Em Beja.
Numa bela tarde de Verão, em casa do Dr. Fernando Nunes Ribeiro, que foi Governador Civil de Beja, que escavou a villa romana de Pisões e reuniu relevante colecção de antiguidades, designadamente arqueológicas, estudava eu as pedras romanas com letras que ele guardara.
– E mais, dr.? Sabe de mais inscrições romanas por i? Fora das do Museu, claro! Tem ideia de um tal José Mendonça Furtado Lindo Januário, de que Abel Viana falou?
– Sim, era um antiquário daqui.
– Era?
– Sim, já não está cá. Abalou para as bandas de Tavira, dizem!
Tavira? Vamos lá! Um contacto com a Câmara, porque Abel Viana tivera o cuidado de dar o nome completo do senhor e poderia ser fácil, através dos cadernos eleitorais, por exemplo, saber dele. E soube-se logo, porque da Câmara rapidamente responderam. Abençoados! Conhecia-se bem o «Zèzinho da Beja». Morava no Monte da Guerreira, em Estiramanténs, freguesia de Santo Estêvão. Lá fomos. Recebidos com a maior atenção, mostrou-nos tudo o que fora ajuntando, mesmo aquelas moedinhas preciosas, que bem escondidas tinha.

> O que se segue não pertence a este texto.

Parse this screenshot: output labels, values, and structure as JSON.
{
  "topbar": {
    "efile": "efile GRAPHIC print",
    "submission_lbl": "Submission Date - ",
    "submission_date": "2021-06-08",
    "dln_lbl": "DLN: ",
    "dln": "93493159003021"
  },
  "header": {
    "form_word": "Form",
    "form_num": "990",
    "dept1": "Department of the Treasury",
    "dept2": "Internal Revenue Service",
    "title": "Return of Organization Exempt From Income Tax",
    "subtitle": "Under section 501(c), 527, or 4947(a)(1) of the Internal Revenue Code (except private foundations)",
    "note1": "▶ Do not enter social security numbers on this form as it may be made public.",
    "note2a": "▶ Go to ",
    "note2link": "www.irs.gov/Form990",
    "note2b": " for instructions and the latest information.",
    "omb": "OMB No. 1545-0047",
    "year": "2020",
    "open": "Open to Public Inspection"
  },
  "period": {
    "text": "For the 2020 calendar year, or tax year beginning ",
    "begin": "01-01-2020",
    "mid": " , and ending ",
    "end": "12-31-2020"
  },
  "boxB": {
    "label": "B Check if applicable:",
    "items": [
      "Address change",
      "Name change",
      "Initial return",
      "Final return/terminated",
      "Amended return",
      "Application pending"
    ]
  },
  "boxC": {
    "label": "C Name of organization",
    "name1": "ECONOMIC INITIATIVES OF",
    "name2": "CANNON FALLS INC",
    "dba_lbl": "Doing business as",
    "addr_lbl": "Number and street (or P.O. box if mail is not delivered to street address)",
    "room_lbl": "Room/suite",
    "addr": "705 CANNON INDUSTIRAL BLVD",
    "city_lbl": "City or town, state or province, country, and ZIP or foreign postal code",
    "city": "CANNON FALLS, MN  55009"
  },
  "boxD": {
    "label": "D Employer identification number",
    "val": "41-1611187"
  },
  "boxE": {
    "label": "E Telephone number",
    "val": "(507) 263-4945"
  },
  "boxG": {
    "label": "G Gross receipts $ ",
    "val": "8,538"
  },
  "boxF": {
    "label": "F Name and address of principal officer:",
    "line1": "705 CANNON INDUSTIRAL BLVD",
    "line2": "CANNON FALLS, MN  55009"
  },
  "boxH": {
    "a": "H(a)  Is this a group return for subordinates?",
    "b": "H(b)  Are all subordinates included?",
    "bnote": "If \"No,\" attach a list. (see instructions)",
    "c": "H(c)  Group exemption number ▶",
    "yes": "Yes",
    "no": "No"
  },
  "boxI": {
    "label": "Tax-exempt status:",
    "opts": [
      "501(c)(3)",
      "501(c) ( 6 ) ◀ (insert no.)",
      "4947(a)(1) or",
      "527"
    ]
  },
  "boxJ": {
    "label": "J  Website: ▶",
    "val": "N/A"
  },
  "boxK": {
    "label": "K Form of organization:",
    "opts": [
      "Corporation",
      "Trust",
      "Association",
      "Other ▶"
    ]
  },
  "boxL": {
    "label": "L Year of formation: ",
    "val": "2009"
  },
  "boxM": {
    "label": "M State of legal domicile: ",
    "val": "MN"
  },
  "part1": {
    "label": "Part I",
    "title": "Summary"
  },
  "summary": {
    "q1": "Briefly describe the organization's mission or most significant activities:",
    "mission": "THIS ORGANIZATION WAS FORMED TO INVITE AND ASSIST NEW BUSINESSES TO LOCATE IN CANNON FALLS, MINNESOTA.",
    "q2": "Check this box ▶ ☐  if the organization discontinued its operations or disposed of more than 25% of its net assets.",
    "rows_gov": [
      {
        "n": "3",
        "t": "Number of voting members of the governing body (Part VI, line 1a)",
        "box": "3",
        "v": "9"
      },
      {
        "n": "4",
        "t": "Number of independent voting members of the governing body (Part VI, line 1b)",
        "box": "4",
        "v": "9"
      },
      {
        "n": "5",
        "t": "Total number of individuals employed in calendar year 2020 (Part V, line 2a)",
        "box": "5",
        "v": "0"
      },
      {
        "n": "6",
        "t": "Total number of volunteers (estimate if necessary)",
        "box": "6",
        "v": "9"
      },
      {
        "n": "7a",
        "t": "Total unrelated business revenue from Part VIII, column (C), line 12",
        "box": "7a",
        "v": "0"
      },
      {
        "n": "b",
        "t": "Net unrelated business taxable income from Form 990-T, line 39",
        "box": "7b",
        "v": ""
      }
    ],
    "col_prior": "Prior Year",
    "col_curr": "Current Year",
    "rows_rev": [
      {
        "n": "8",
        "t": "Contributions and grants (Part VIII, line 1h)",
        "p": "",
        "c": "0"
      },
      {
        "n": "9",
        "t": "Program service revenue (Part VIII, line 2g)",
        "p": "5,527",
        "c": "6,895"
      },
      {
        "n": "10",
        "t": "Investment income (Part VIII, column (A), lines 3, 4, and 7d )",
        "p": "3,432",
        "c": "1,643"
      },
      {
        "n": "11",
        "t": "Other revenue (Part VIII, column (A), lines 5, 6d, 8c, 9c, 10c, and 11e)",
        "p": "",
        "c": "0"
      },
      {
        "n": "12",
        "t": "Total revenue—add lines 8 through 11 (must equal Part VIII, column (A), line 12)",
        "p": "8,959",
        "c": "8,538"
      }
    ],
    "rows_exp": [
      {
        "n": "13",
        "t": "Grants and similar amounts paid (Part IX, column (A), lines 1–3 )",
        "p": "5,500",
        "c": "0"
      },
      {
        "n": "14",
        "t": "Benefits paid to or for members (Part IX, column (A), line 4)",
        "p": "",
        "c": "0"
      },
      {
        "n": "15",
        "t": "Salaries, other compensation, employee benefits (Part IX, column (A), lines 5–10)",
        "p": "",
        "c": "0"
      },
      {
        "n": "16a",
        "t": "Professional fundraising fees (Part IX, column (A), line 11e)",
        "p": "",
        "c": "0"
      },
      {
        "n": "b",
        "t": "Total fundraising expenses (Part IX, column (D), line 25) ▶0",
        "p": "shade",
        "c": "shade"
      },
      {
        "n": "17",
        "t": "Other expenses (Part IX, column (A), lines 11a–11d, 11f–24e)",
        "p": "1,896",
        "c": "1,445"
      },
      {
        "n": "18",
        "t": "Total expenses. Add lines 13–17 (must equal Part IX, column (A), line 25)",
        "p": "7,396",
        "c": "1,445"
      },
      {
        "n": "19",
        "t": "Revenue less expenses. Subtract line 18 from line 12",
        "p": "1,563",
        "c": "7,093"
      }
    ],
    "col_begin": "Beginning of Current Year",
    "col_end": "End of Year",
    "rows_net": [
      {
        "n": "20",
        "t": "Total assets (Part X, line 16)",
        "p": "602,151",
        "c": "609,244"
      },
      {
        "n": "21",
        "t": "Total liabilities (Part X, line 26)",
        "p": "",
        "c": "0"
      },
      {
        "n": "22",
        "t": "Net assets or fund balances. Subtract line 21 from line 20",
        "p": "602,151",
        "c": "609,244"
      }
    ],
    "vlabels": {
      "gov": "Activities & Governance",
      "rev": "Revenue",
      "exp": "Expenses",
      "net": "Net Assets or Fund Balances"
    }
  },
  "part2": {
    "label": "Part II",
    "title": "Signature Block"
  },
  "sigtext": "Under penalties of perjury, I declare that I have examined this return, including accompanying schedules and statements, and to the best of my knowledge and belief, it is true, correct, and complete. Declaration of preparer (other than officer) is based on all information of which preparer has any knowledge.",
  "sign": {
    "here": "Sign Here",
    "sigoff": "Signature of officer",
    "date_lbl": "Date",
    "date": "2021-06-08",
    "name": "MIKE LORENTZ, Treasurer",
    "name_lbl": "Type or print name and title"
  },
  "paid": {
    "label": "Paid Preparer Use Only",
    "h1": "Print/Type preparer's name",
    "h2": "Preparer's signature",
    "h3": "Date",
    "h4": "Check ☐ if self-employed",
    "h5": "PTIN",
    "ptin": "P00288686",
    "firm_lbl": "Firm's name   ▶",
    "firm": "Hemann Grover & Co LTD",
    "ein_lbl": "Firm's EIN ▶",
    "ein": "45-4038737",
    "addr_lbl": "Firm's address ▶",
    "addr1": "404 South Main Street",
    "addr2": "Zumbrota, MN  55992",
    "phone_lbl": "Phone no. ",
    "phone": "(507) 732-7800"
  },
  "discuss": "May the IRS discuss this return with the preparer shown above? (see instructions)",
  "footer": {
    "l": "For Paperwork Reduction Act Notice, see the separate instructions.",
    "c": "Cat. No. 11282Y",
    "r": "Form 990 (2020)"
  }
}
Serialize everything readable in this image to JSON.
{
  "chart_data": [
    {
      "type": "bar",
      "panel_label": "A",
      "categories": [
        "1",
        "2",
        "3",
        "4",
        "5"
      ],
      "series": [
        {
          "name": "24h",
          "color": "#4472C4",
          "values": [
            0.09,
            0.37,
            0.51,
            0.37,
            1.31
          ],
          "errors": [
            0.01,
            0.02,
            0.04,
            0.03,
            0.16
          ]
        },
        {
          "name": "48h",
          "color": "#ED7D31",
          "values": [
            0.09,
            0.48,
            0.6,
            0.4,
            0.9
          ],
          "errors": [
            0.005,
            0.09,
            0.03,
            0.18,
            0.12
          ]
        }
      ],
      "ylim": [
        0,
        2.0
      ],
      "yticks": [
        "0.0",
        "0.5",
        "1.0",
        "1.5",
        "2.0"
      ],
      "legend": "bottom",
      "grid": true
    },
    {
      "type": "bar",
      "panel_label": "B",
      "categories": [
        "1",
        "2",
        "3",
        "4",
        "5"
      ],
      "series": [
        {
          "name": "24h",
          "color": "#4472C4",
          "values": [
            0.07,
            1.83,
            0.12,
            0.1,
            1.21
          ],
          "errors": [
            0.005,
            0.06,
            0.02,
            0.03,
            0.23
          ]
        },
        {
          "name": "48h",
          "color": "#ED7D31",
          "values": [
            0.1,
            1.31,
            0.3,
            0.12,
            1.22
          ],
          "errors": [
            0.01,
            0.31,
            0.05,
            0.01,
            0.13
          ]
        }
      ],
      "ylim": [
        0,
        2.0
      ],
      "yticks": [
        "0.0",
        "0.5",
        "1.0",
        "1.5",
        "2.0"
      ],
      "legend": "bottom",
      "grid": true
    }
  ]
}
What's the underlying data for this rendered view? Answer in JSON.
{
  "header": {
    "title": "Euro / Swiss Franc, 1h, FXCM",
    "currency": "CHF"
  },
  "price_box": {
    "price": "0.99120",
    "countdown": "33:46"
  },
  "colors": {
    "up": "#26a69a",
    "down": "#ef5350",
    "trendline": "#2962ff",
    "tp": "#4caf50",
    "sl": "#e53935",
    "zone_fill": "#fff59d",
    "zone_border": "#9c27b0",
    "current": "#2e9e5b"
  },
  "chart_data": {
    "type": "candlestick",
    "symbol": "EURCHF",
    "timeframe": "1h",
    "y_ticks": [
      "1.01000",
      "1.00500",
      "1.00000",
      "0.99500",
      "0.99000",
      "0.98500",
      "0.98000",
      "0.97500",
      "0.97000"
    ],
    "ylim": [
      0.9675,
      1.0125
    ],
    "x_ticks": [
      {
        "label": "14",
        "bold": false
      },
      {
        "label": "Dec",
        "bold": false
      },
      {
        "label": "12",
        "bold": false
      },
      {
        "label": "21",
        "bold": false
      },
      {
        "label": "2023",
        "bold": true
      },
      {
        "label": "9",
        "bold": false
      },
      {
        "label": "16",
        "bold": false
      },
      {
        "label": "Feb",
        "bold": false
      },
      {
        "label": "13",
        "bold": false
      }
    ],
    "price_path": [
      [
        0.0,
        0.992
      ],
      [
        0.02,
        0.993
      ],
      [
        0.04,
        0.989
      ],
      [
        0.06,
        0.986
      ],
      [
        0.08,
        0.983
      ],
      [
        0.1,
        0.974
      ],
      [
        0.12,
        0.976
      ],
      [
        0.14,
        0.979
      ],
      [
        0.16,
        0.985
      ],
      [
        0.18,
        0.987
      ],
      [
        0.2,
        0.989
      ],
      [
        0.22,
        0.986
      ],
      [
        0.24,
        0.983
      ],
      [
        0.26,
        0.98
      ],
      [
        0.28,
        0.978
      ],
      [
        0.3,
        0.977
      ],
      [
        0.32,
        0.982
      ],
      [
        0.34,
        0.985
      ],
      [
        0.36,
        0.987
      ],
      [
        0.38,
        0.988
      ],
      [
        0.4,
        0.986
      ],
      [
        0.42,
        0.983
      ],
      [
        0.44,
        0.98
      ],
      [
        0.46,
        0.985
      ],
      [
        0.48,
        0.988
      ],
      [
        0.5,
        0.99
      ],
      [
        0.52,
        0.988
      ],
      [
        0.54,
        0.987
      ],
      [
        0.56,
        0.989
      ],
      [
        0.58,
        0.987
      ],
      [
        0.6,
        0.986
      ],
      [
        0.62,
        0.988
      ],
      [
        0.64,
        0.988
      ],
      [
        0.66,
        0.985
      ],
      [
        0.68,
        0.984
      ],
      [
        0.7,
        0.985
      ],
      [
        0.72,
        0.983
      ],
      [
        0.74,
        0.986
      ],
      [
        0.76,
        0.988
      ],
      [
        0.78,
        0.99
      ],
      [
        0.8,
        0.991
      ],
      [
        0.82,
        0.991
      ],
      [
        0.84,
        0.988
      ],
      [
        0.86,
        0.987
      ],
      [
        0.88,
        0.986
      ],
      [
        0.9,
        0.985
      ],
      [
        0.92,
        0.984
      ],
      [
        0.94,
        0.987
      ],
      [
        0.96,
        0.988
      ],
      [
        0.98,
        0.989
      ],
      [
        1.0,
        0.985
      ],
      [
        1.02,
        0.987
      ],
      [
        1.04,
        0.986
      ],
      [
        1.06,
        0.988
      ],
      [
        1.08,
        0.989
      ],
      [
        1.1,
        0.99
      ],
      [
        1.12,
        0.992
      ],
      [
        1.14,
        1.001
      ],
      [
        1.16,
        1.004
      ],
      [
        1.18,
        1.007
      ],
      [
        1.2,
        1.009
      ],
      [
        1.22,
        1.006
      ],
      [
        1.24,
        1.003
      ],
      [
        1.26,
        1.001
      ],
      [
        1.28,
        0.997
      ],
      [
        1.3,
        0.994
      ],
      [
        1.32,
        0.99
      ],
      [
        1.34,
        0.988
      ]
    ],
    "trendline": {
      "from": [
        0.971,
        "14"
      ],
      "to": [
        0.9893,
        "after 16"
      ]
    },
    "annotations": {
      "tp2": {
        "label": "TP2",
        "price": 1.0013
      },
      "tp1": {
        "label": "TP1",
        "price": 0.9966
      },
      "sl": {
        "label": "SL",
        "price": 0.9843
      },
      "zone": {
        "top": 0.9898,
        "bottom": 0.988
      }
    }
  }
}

Aí estudei, pois, duas inscrições da área de Beja, de que uma já mostrei na edição do dia 9 do Diário do Alentejo, com bem sugestiva ilustração de enquadramento da autoria do Dr. José Luís Madeira.
Trata-se de mui singelo epitáfio latino que diz assim (traduzo para português):
«A Monia, liberta de Leucínico, de 19 anos. Aqui jaz. Que a terra te seja leve».
Há, desde logo, um pormenor a prender a atenção: ninguém se identifica como promotor da homenagem; apenas se diz que a jovem foi liberta de Leucínico. Sua serva durante algum tempo, acabou Leucínico por lhe dar a liberdade, certamente devido aos seus bons serviços e, quiçá, imaginamos nós com a nossa mentalidade, por dela se haver enamorado. Tudo, porém, se nos mostra envolto em diáfano manto de discrição.
Mas… cadê a pedra?

A outra epígrafe deu entrada no Museu Municipal de Tavira. E esta para onde é que foi? A fotografia então feita é, pois, a única prova da sua existência. Acreditam em mim, que fiz a foto e a estudei; mas onde é que ora estará? Documenta, como vimos, o testemunho do uso único de dois nomes antigos; daí o seu interesse histórico. Vamos à cata dela?
«Depois de mim, que será do meu Museu?» – interrogava-se Zezinho da Beja em entrevista concedida ao conceituado jornalista Ferreira Fernandes de que se mostra praticamente só o cabeçalho e fotografia na página do Facebook do grupo «Penso, logo existe Tavira», com comentário exarado a 16 de Julho de 2018. Aí se preconizava uma acção camarária para salvaguarda do que ainda restasse. «O que ainda restasse»… Que o único comentário ao texto é de Rosário Afonso: «E tudo o vento levou…. Bye, bye, tesouro!».
Também eu fui obsequiado «com um figuinho e um copinho de aguardente», como se assinala nessa página; também eu tive ocasião de ver as «onze salas completamente cheias das mais variadas peças» – a Sala dos Candeeiros, a Sala Religiosa…; os quadros, os oratórios, os cristais, os marfins, os móveis…
Parte desse precioso espólio, uma parte pequena, deu entrada no Museu Municipal de Tavira onde está a ser devidamente inventariado.
Quem sabe se, um dia, os herdeiros põem a mão na consciência e se decidem a negociar? A memória do seu benemérito antepassado bem no merece!